Monopoli, Colombo: "Ai miei non rimprovero nulla. Albertazzi non stava bene"

Monopoli, Colombo: "Ai miei non rimprovero nulla. Albertazzi non stava bene"TMW/TuttoC.com
Alberto Colombo
© foto di Nicola Ianuale/TuttoSalernitana.com
Oggi alle 22:00Girone C
di Valeria Debbia

Due passi falsi nelle ultime tre uscite per il Monopoli, l'ultimo ieri sul campo della Casertana, col Gabbiano che non solo non ha agganciato in classifica i rossoblù ma ha fatto anche un passo indietro, dal settimo all'ottavo posto.

Al termine della sconfitta per 2-1 del 'Pinto', mister Alberto Colombo appare come il ritratto del rimpianto. I biancoverdi hanno tenuto bene il campo per lunghi tratti, ma hanno pagato a caro prezzo due errori individuali nel finale, con il portiere Edoardo Piana finito – suo malgrado – nel mirino per due indecisioni decisive. È lo stesso tecnico a spiegare il contesto, come raccolto da canale7.tv: «Negli ultimi due giorni Albertazzi non si è allenato per un dolore alla schiena. Abbiamo provato a recuperarlo sino all’ultimo ma non stava ancora bene».

Un ko che brucia: «C’è grande delusione e rammarico. Al di là del nostro vantaggio arrivato su rigore – prosegue Colombo – il risultato più corretto poteva essere un pareggio. Fa ancora più male uscire sconfitti al termine di una prestazione gagliarda dei ragazzi – ammette – che hanno dato tutto contro una squadra forte e in salute. Ai miei non posso rimproverare nulla, perché hanno dato tutto in termini di energie e di intensità riconosciute anche dagli avversari».

Al fischio finale, il tecnico ha scambiato qualche parola con ex giocatori avversari: «Ho parlato con qualche mio ex giocatore che ha ammesso come siamo una squadra particolarmente fastidiosa da affrontare. Abbiamo perso su due episodi che fanno la differenza», è la sintesi del suo pensiero.

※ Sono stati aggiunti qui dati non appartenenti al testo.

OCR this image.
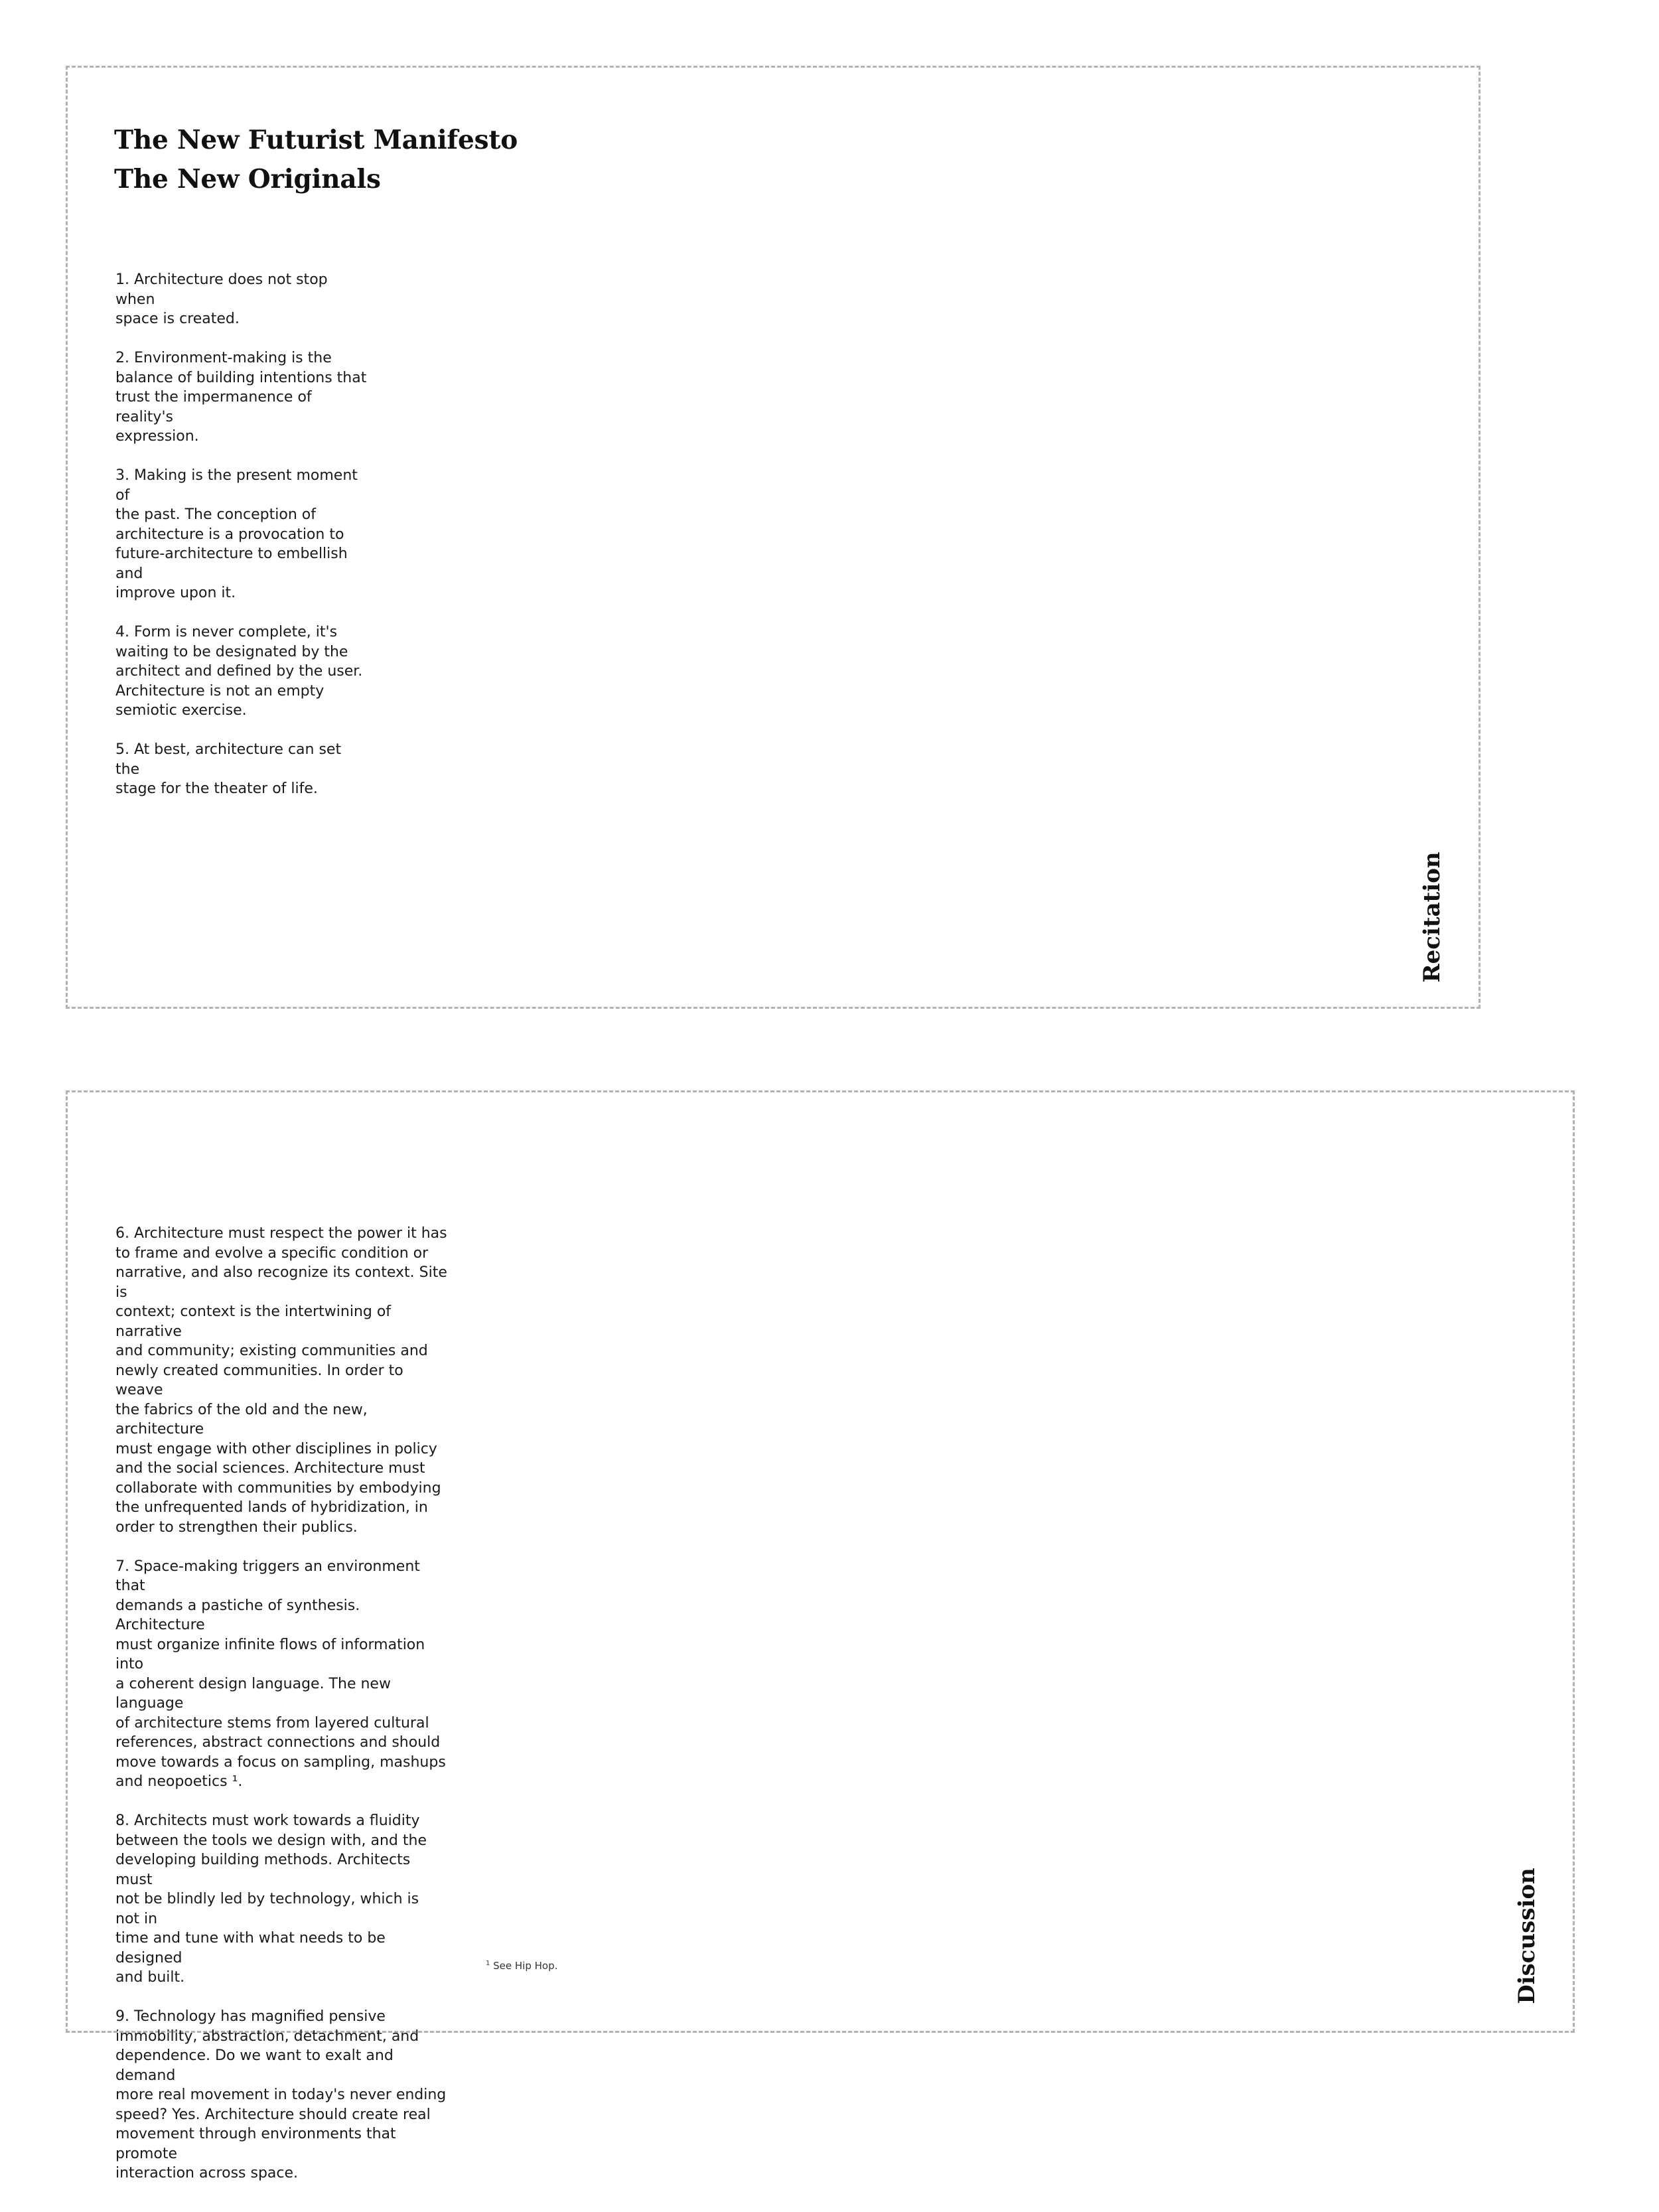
The New Futurist Manifesto
The New Originals

1. Architecture does not stop when
space is created.

2. Environment-making is the
balance of building intentions that
trust the impermanence of reality's
expression.

3. Making is the present moment of
the past. The conception of
architecture is a provocation to
future-architecture to embellish and
improve upon it.

4. Form is never complete, it's
waiting to be designated by the
architect and defined by the user.
Architecture is not an empty
semiotic exercise.

5. At best, architecture can set the
stage for the theater of life.

Recitation

6. Architecture must respect the power it has
to frame and evolve a specific condition or
narrative, and also recognize its context. Site is
context; context is the intertwining of narrative
and community; existing communities and
newly created communities. In order to weave
the fabrics of the old and the new, architecture
must engage with other disciplines in policy
and the social sciences. Architecture must
collaborate with communities by embodying
the unfrequented lands of hybridization, in
order to strengthen their publics.

7. Space-making triggers an environment that
demands a pastiche of synthesis. Architecture
must organize infinite flows of information into
a coherent design language. The new language
of architecture stems from layered cultural
references, abstract connections and should
move towards a focus on sampling, mashups
and neopoetics ¹.

8. Architects must work towards a fluidity
between the tools we design with, and the
developing building methods. Architects must
not be blindly led by technology, which is not in
time and tune with what needs to be designed
and built.

9. Technology has magnified pensive
immobility, abstraction, detachment, and
dependence. Do we want to exalt and demand
more real movement in today's never ending
speed? Yes. Architecture should create real
movement through environments that promote
interaction across space.

$^1$ See Hip Hop.	Discussion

Gli errori non cancellano però la qualità della prova: «Ribadisco, sono orgoglioso della squadra. Con questo tipo di atteggiamento possiamo dire la nostra sino alla fine – prosegue Alberto Colombo – poi è chiaro che bisogna anche essere bravi ad evitare gli errori, soprattutto contro squadre di indubbio valore come la Casertana».

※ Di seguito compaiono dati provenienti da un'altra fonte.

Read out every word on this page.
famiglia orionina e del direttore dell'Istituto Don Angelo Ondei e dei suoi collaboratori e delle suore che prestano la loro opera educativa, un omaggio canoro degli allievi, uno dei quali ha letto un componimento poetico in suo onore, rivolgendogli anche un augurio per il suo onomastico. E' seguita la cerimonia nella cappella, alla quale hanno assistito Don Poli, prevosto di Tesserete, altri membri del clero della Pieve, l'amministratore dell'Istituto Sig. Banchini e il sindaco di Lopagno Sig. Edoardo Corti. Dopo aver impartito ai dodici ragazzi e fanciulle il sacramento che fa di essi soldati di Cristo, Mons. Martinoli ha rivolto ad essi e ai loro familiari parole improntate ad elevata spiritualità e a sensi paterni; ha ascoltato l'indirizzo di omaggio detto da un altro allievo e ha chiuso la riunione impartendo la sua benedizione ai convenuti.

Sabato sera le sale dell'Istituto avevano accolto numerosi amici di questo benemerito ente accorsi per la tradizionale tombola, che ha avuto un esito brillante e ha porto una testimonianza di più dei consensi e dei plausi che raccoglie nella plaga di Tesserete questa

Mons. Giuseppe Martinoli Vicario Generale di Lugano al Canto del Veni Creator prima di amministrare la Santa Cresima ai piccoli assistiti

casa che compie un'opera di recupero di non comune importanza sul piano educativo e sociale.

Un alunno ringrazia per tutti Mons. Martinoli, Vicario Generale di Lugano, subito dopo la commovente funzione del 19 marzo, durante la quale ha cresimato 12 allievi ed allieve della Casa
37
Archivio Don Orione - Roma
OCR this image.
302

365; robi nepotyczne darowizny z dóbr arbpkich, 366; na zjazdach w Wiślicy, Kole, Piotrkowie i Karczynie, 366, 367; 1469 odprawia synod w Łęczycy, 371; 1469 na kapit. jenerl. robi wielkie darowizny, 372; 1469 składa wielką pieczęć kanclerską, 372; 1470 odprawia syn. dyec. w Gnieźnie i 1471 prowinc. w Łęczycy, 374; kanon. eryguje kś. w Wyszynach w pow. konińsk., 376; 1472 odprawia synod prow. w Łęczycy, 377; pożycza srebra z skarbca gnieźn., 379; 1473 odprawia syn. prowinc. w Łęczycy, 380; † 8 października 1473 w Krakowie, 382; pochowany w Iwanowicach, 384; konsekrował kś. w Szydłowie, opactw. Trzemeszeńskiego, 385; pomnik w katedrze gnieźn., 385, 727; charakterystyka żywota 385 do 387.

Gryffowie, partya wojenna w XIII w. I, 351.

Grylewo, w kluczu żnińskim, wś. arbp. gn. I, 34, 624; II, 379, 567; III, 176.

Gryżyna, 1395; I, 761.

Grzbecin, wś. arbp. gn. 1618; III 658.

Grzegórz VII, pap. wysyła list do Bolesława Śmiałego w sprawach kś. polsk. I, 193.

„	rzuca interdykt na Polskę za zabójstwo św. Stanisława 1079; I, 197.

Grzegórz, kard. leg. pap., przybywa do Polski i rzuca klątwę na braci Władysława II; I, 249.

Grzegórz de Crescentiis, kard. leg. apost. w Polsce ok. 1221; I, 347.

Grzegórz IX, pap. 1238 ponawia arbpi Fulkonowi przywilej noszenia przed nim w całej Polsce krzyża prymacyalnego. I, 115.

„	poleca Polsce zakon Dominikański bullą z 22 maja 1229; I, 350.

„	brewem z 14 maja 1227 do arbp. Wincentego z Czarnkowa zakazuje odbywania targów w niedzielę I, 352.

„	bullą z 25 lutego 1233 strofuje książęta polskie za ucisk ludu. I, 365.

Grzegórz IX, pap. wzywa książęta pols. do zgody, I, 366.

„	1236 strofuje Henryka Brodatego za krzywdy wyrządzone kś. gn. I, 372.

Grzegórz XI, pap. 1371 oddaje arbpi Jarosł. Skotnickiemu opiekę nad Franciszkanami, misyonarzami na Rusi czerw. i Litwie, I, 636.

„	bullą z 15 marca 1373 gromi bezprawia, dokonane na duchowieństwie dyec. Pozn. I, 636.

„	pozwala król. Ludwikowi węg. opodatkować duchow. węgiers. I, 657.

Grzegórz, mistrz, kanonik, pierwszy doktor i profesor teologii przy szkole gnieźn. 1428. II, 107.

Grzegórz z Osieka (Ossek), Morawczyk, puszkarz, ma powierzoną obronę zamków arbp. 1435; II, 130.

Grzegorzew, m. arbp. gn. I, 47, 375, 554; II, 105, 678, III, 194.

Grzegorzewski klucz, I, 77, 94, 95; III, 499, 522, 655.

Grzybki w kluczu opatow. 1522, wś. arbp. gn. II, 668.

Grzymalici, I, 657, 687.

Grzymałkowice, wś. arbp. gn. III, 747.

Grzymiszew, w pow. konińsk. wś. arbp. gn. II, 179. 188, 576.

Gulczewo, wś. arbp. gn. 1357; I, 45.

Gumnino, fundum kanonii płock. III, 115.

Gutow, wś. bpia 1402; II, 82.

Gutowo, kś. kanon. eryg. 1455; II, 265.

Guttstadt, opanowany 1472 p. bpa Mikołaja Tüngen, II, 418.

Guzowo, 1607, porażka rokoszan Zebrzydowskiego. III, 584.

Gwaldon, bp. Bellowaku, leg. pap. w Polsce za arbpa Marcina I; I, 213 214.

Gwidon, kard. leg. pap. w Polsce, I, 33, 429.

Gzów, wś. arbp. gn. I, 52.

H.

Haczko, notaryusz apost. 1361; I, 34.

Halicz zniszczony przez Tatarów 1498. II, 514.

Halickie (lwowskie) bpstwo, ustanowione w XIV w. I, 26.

Tatticamente, il Monopoli ha risposto bene: «Tatticamente siamo riusciti a controbattere al loro modo di giocare: costruiscono con un 3+1 portando le mezze ali molto avanzate. Nel primo tempo abbiamo sofferto qualcosina nei primi venti minuti, poi siamo riusciti a controbattere e nel secondo tempo ci abbiamo messo anche maggiore personalità e capacità di proporre situazioni pericolose, senza concedere quasi nulla agli avversari».